The Economics of Making a Sight Worth Seeing for the Second Time

Wulai is probably the easiest place to find a bit of nature outside the bustling metropolis that is Taipei.  The little aborigine hot spring town two hours south of the city has enough attractions to keep a traveler busy for most of the day.  Some nice shops, beautiful rivers and waterfall, as well as hot springs to soak in.  The air is cleaner than the city, and the ever-green mountains surrounding the town provide a beautiful background for some walks.  It is only unfortunate that not many foreign travelers know about the place, especially when compared to the famed day-trip sight Jiufen.

But going to the place for the second time, after a trip few years back, provides the traveler with much more perspective than pure enjoyment of its natural environment and various activities.  One becomes much more critical, capable of seeing beyond the obvious good points about the place as a tourist site and discern potential points for improvement.  Usually, it is about how the sights can better attract travelers, with better services, better facilities, and more convenience.  Even the smallest details become worthy of ideas and suggestions to better fit with travelers' demands.

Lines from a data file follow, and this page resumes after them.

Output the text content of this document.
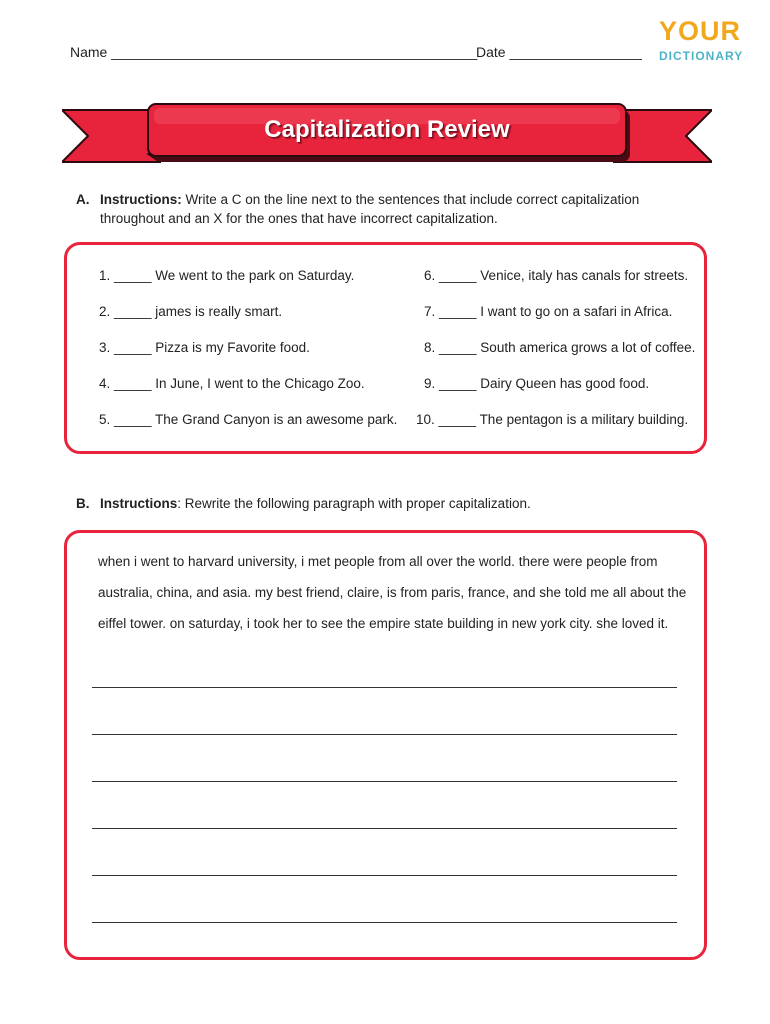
Name _______________________________________________
Date _________________
YOUR
DICTIONARY
Capitalization Review
A. Instructions: Write a C on the line next to the sentences that include correct capitalization
throughout and an X for the ones that have incorrect capitalization.
1. _____ We went to the park on Saturday.
2. _____ james is really smart.
3. _____ Pizza is my Favorite food.
4. _____ In June, I went to the Chicago Zoo.
5. _____ The Grand Canyon is an awesome park.
6. _____ Venice, italy has canals for streets.
7. _____ I want to go on a safari in Africa.
8. _____ South america grows a lot of coffee.
9. _____ Dairy Queen has good food.
10. _____ The pentagon is a military building.
B. Instructions: Rewrite the following paragraph with proper capitalization.
when i went to harvard university, i met people from all over the world. there were people from
australia, china, and asia. my best friend, claire, is from paris, france, and she told me all about the
eiffel tower. on saturday, i took her to see the empire state building in new york city. she loved it.
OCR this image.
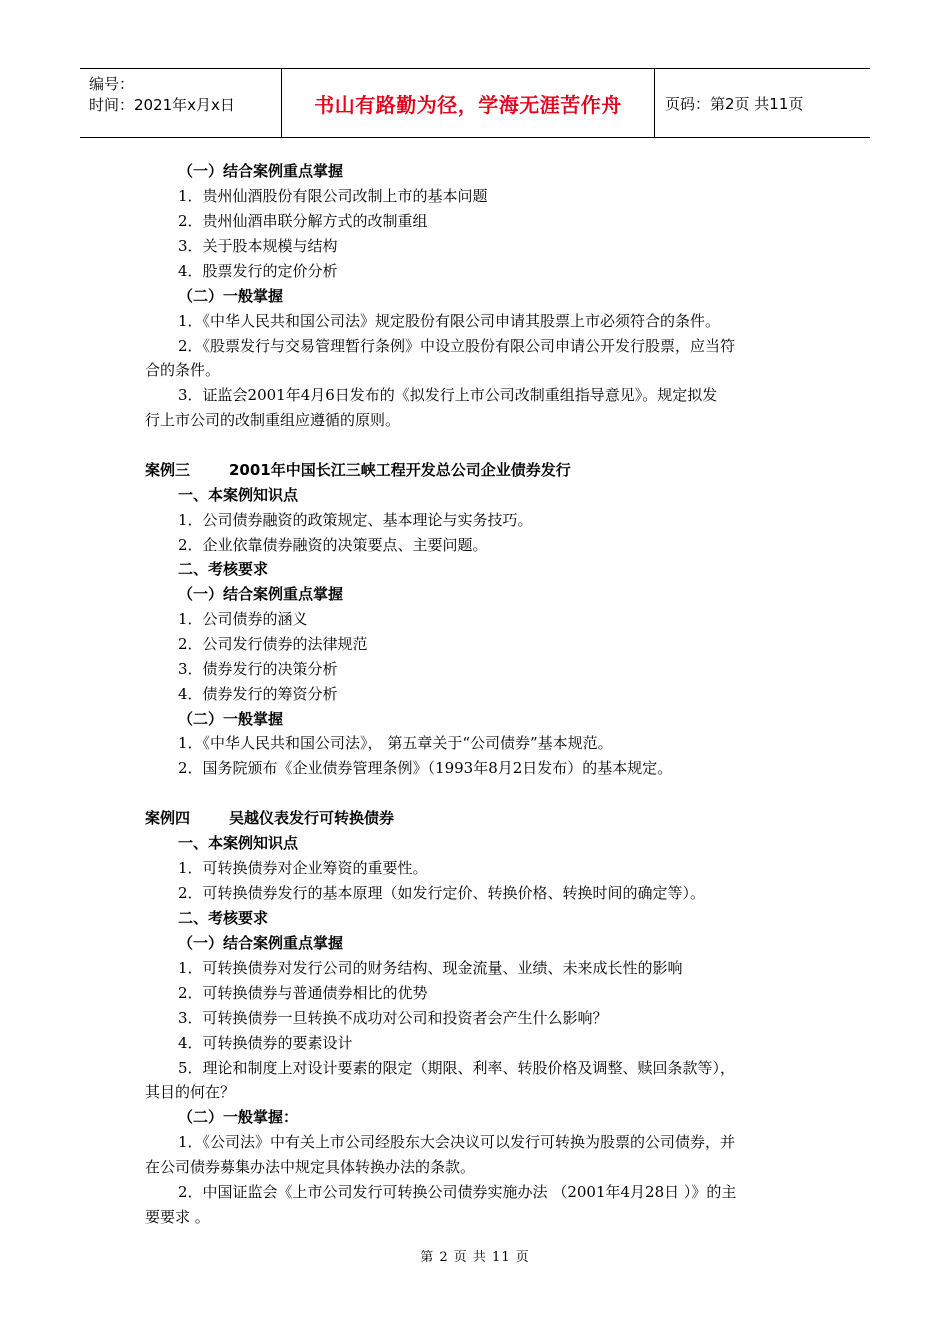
编号：
时间：2021年x月x日	书山有路勤为径，学海无涯苦作舟	页码：第2页 共11页
（一）结合案例重点掌握
1．贵州仙酒股份有限公司改制上市的基本问题
2．贵州仙酒串联分解方式的改制重组
3．关于股本规模与结构
4．股票发行的定价分析
（二）一般掌握
1．《中华人民共和国公司法》规定股份有限公司申请其股票上市必须符合的条件。
2．《股票发行与交易管理暂行条例》中设立股份有限公司申请公开发行股票，应当符
合的条件。
3．证监会2001年4月6日发布的《拟发行上市公司改制重组指导意见》。规定拟发
行上市公司的改制重组应遵循的原则。
案例三	2001年中国长江三峡工程开发总公司企业债券发行
一、本案例知识点
1．公司债券融资的政策规定、基本理论与实务技巧。
2．企业依靠债券融资的决策要点、主要问题。
二、考核要求
（一）结合案例重点掌握
1．公司债券的涵义
2．公司发行债券的法律规范
3．债券发行的决策分析
4．债券发行的筹资分析
（二）一般掌握
1．《中华人民共和国公司法》， 第五章关于“公司债券”基本规范。
2．国务院颁布《企业债券管理条例》（1993年8月2日发布）的基本规定。
案例四	吴越仪表发行可转换债券
一、本案例知识点
1．可转换债券对企业筹资的重要性。
2．可转换债券发行的基本原理（如发行定价、转换价格、转换时间的确定等）。
二、考核要求
（一）结合案例重点掌握
1．可转换债券对发行公司的财务结构、现金流量、业绩、未来成长性的影响
2．可转换债券与普通债券相比的优势
3．可转换债券一旦转换不成功对公司和投资者会产生什么影响？
4．可转换债券的要素设计
5．理论和制度上对设计要素的限定（期限、利率、转股价格及调整、赎回条款等），
其目的何在？
（二）一般掌握：
1．《公司法》中有关上市公司经股东大会决议可以发行可转换为股票的公司债券，并
在公司债券募集办法中规定具体转换办法的条款。
2．中国证监会《上市公司发行可转换公司债券实施办法 （2001年4月28日 ）》的主
要要求 。
第 2 页 共 11 页
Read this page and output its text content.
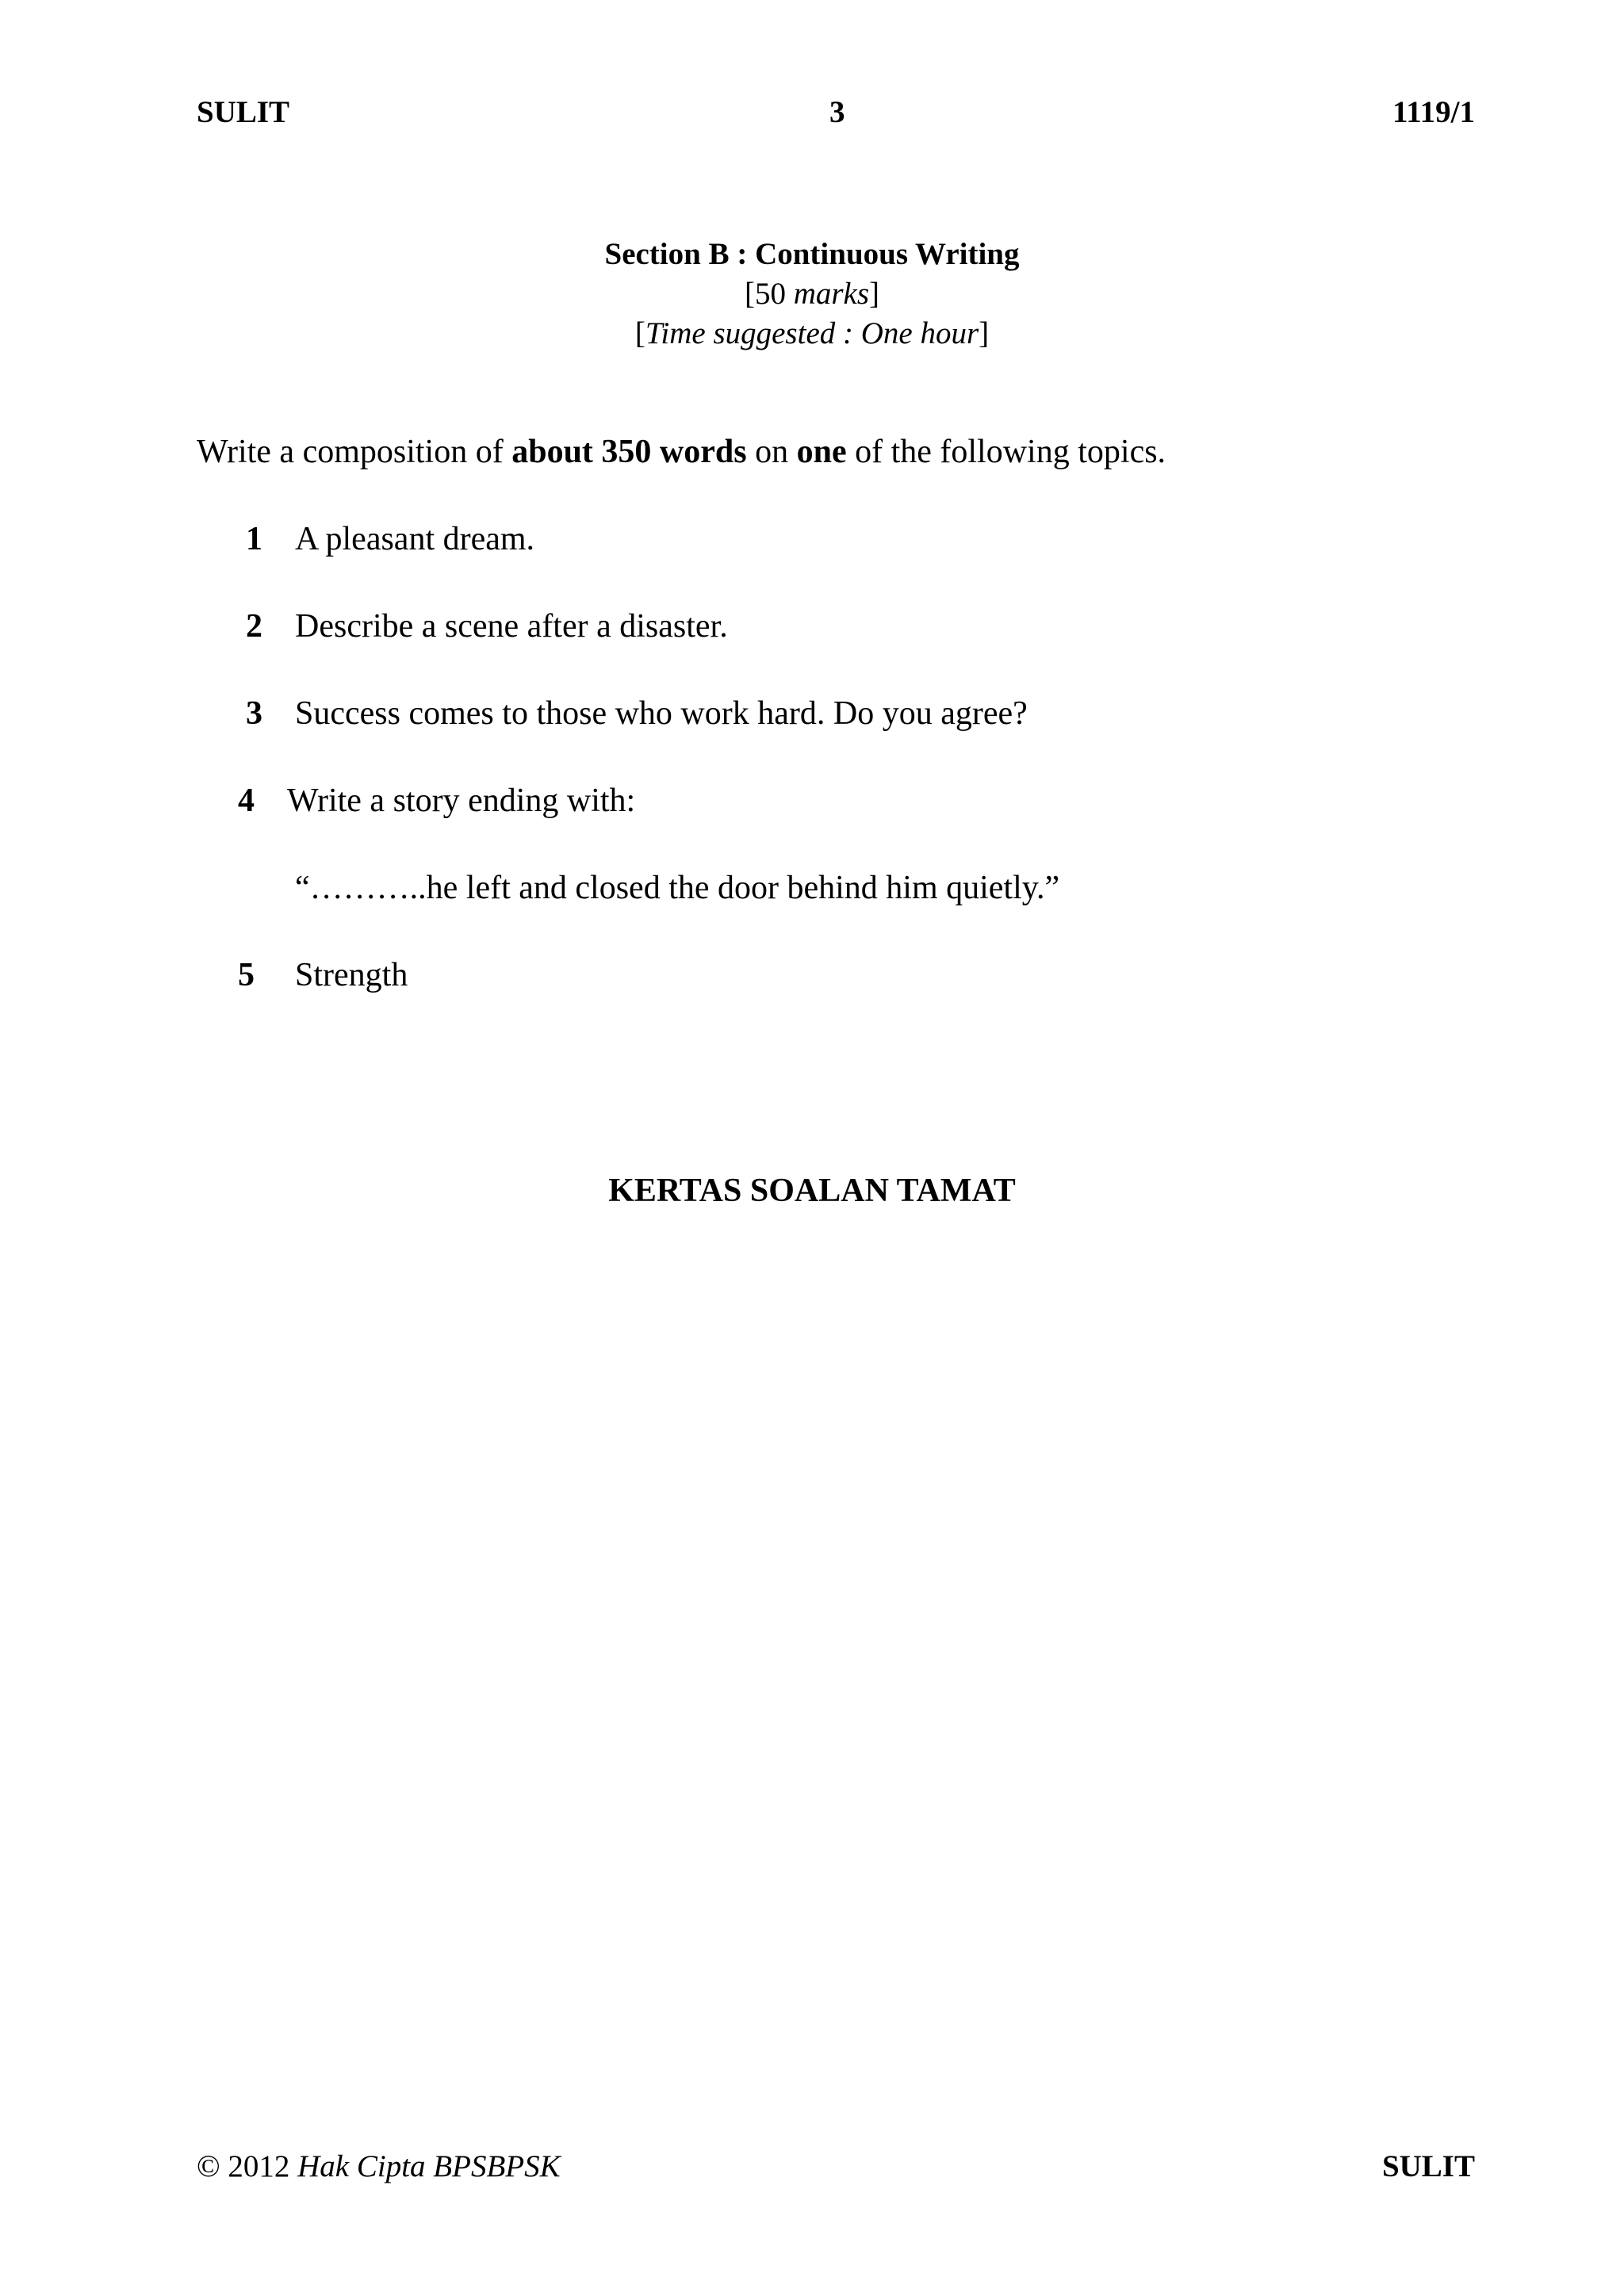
SULIT	3	1119/1
Section B : Continuous Writing
[50 marks]
[Time suggested : One hour]
Write a composition of about 350 words on one of the following topics.
1 A pleasant dream.
2 Describe a scene after a disaster.
3 Success comes to those who work hard. Do you agree?
4 Write a story ending with:
“………..he left and closed the door behind him quietly.”
5 Strength
KERTAS SOALAN TAMAT
© 2012 Hak Cipta BPSBPSK	SULIT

On one hand, being so critical of details is a good thing for the sight in question.  Having people make suggestions on improvements is exactly what sights want.  They not only can understand exactly what would draw tourists to come and spend money, but by making the improvements actually happen, they can also attract goodwell of travelers who appreciate being listened.  It makes sense, then, for tourist sights to prominently put up suggestion boxes, run surveys of visitors, and encourage guests to sign visitors' books in order to hear opinions of visitors.

Yet, on the other hand, the fact that travelers have so much to say about how a certain place can improve in so many different ways also speak to a distinct lack of preparation among local travel industry leaders to cater to needs of non-first-time visitors.  Evidently, but overly focusing on those big prominent sights that can draw visitors for the first time, many places neglect the more nuanced needs of second-time visitors, who simply do not get the same "wow" effects out of the same prominent sights.  The effort to keep people coming back is just not there.

Behind the lack of attention to non-first-time visitors is likely an economic calculation on the part of local travel industry leaders.  Sometimes the sights themselves are simply way too famous that they will get a revolving door of first-time visitors as long as access to the sights themselves are good enough (Jiufen is a perfect example of such logic in Taiwan).  There is much better return on investment if little funds are spent on improving access rather than improving service and other auxiliary, non-essential elements, especially considering that such nuanced improvements cannot be easily marketed to the general public.

However, not all sights can depend on one or a few big prominent sights to keep drawing tourists in.  Travelers are notoriously fickle in their desires and tastes.  If place B emerges to offer the same thing for cheaper price than place A, then A can quickly fade away as a tourist spot.  To keep itself worthy of visit, A must continue to differentiate itself from B.  Here is where suggestions of non-first-time visitors become pivotal.  Even if B can offer the same thing as A, if A can signal itself to travelers that it is willing to listen and change, then it has opportunities to poach back people who already visited B but want the same sight again.

In such a case, the calculations for investment changes for A.  The focus is no longer on getting people to come for the first time, but getting them to go to a similar sight again.  B can have most of the first-time travelers, but A will ensure that those who visited B will want to go again by investing on services that make B much better than A.  To improve on such services involves much more than just listening to travelers' suggestions.  It depends on complete shift in investment strategies where the focus is on overall traveler experiences rather than just the sights themselves.

A place like Wulai is exactly where such a strategy might have the biggest payoff.  Hot springs and waterfall are not unique.  Indeed, there are much bigger, better ones not just in other countries but also abroad.  But hot springs in particular are places that attract repeaters.  People who like hot springs will go to them multiple times, and they are quite open about going to different hot springs towns due to supposed differences in the water's chemicals.  Among the many hot springs towns, the choices will ultimately be made by difference in facilities, the service, and the general environment, rather than the water itself.  Those auxiliary elements will make the place worthy of a second-time visit.